Rail Shippers Say Regulatory Bill Could Have Momentum

Two activist rail shipper groups say they see new signs that the Senate could move on long-dormant rail competition legislation in the final months of the current Congress.

Both the Alliance for Rail Competition and Consumers United for Rail Equity said recent signals from the Senate Commerce, Science and Transportation Committee indicate that key lawmakers are trying to reactivate the bill that passed the committee last December.

CURE said a scheduled Sept. 15 hearing by that committee on "the federal role in national rail policy" will be a chance for shippers to air concerns about lack of competitive access to rail transportation options. CURE tied the hearing and the need for new rail legislation to an investment program proposed last week by President Obama that would include funds for rail infrastructure upgrades.

By The Numbers: U.S. Rail Cargo.

Glenn English, CURE's chairman, said that before Congress considers more funding for rail systems, lawmakers "need to pass meaningful rail reform legislation that would protect consumers from the railroads' monopoly pricing power." He said the Commerce Committee hearing, which was just put on its schedule last week, "shows the Senate is serious about passing legislation this year to address the problems posed by a lack of competition in the freight rail industry."

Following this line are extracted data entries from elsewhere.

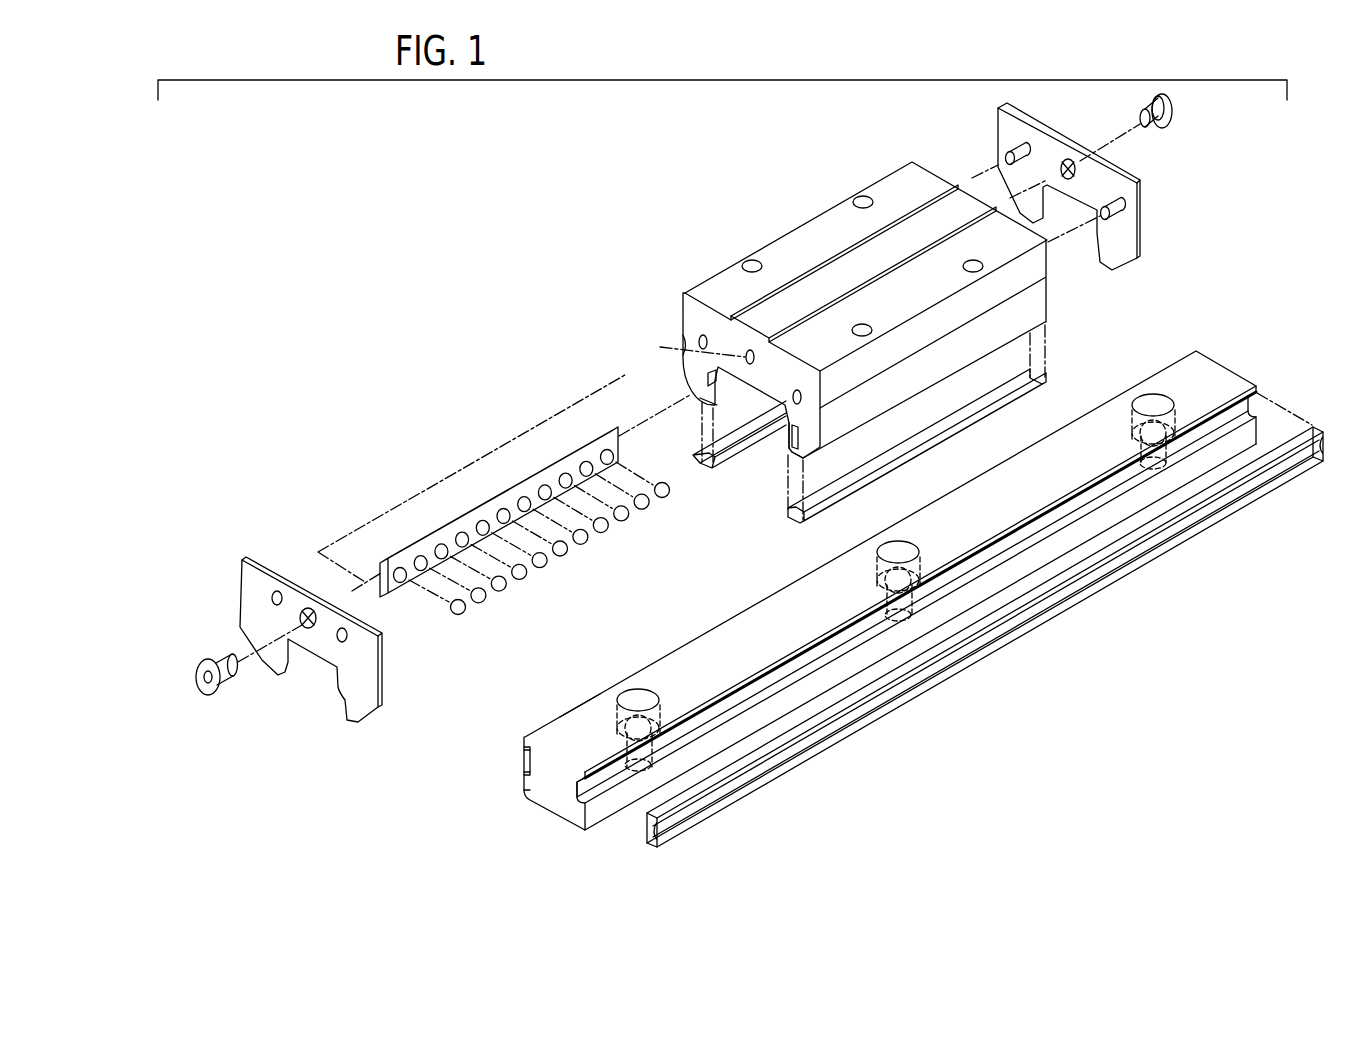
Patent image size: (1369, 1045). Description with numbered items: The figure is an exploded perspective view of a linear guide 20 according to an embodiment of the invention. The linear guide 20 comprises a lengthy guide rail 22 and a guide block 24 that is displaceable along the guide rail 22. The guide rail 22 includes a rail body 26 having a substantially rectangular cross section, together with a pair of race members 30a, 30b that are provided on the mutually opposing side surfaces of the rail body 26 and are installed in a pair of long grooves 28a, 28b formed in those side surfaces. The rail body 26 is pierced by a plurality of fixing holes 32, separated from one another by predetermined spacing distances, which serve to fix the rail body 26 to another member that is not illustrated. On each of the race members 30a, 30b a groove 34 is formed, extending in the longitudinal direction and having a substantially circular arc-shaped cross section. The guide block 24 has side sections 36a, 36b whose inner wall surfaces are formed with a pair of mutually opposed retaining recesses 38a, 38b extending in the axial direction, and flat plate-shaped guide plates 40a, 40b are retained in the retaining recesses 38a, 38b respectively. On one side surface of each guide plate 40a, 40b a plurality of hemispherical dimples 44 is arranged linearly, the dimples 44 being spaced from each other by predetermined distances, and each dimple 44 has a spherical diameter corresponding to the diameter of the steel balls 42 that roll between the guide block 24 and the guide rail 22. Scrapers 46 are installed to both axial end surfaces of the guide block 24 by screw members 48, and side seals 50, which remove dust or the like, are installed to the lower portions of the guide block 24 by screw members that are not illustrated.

The linear guide 20 is at (463, 357).
The guide rail 22 is at (896, 595).
The guide block 24 is at (833, 352).
The rail body 26 is at (725, 637).
The long groove 28a is at (522, 771).
The long groove 28b is at (578, 794).
The race member 30a is at (522, 745).
The race member 30b is at (648, 846).
The fixing hole 32 is at (630, 698).
The groove 34 is at (521, 758).
The side section 36a is at (688, 362).
The side section 36b is at (808, 430).
The retaining recess 38a is at (690, 383).
The retaining recess 38b is at (796, 456).
The guide plate 40a is at (585, 447).
The guide plate 40b is at (790, 436).
The ball 42 is at (627, 522).
The hemispherical dimple 44 is at (567, 472).
The scraper 46 is at (243, 558).
The screw member 48 is at (223, 657).
The side seal 50 is at (733, 440).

In the face of sharp criticism from freight railroad executives, the Commerce panel's legislation has never been scheduled for action by the full Senate, although Commerce Chairman Jay Rockefeller, D-W.Va., declared it a priority for passage in 2010. Rail officials fear it would tilt regulation too much in favor of shippers in issues of freight routing and customer challenges to rail pricing, thereby hurting the carriers' profitability.

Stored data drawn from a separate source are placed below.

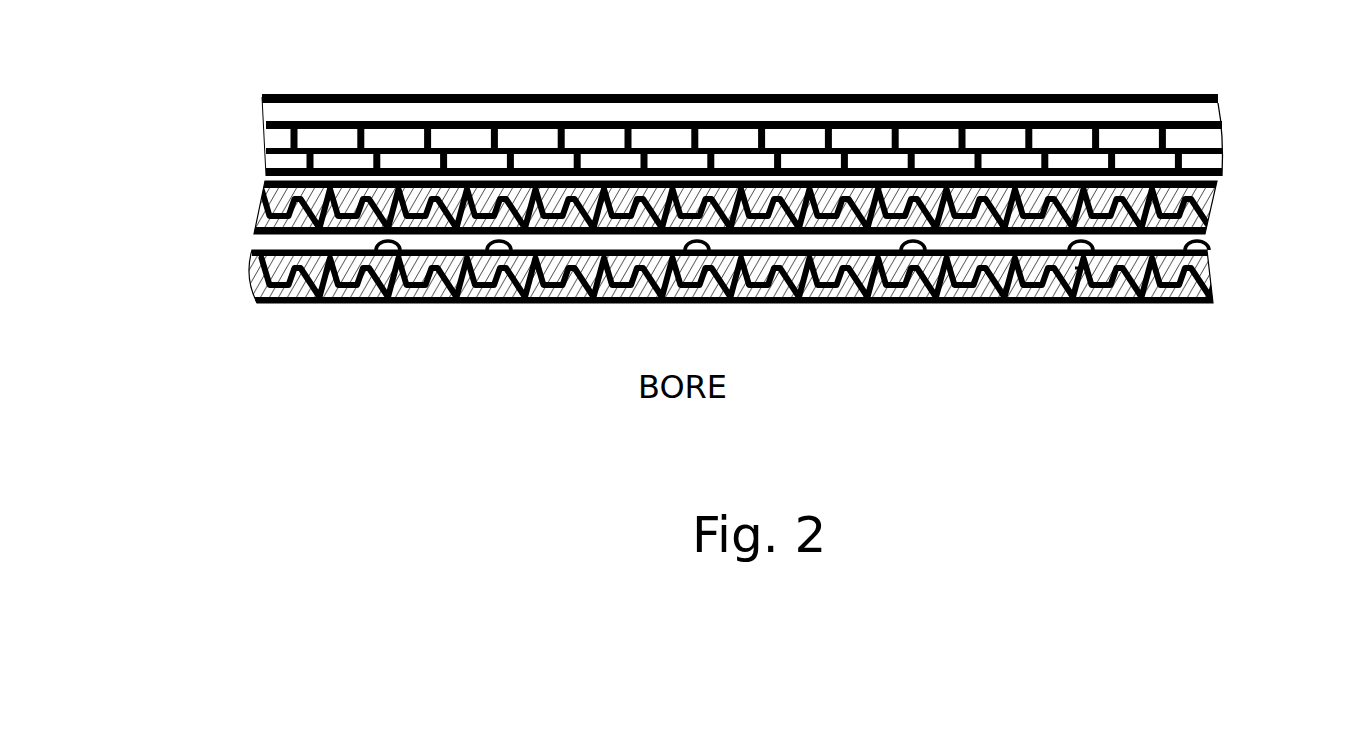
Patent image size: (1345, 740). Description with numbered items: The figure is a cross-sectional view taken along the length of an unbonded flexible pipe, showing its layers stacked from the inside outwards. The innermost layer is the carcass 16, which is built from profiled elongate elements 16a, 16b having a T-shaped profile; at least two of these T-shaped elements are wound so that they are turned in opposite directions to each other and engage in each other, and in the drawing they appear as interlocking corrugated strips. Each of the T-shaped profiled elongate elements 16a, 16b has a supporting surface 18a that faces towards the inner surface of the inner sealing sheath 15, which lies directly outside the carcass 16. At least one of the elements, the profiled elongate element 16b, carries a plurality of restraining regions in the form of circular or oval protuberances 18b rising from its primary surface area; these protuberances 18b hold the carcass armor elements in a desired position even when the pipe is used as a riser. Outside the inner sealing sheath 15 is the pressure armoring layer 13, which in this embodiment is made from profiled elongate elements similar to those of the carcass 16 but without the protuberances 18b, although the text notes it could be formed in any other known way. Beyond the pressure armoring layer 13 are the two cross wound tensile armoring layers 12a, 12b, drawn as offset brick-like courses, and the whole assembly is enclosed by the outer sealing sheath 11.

The outer sealing sheath 11 is at (392, 114).
The tensile armoring layer 12a is at (264, 158).
The tensile armoring layer 12b is at (262, 131).
The pressure armoring layer 13 is at (1212, 212).
The inner sealing sheath 15 is at (265, 242).
The carcass 16 is at (776, 342).
The profiled elongate element 16a is at (460, 292).
The profiled elongate element 16b is at (391, 270).
The supporting surface 18a is at (1204, 240).
The protuberances 18b is at (1076, 264).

On the House Side, Transportation and Infrastructure Committee Chairman James L. Oberstar, D-Minn., has said he is working with Rockefeller on the bill's final language before it moves in the full Senate, and that the House would pass an identical version so it could quickly go to President Obama for his signature.

Railroad officials have sometimes said they would prefer no legislation to the one Commerce proposed. Charles W. Moorman, the chairman, president and CEO of Norfolk Southern Railway, last week told the Dahlman Rose investors' conference that behind-the-scenes negotiations have not produced bill language that satisfies the carriers, so he thinks the issues will have to wait for 2011 and the next Congress.

However, the ARC last week sent its members a newsletter update saying "we have recently heard from the staff of the co-sponsors of the Rockefeller bill . . . that they are working on the legislation in an effort to move it forward and meeting with all interested parties. They report that they are fully committed to enacting this legislation this year."

The ARC notice said the group had been in contact with the Senate staffs of co-sponsors Byron Dorgan, D-N.D., ranking committee Republican Kay Bailey Hutchison, Texas, and John Thune, R-S.D. It said congressional staffs during the August congressional recess have been "working on the many issues that the House and Senate will consider prior to leaving in October to campaign and during the much anticipated lame-duck session following the elections in November."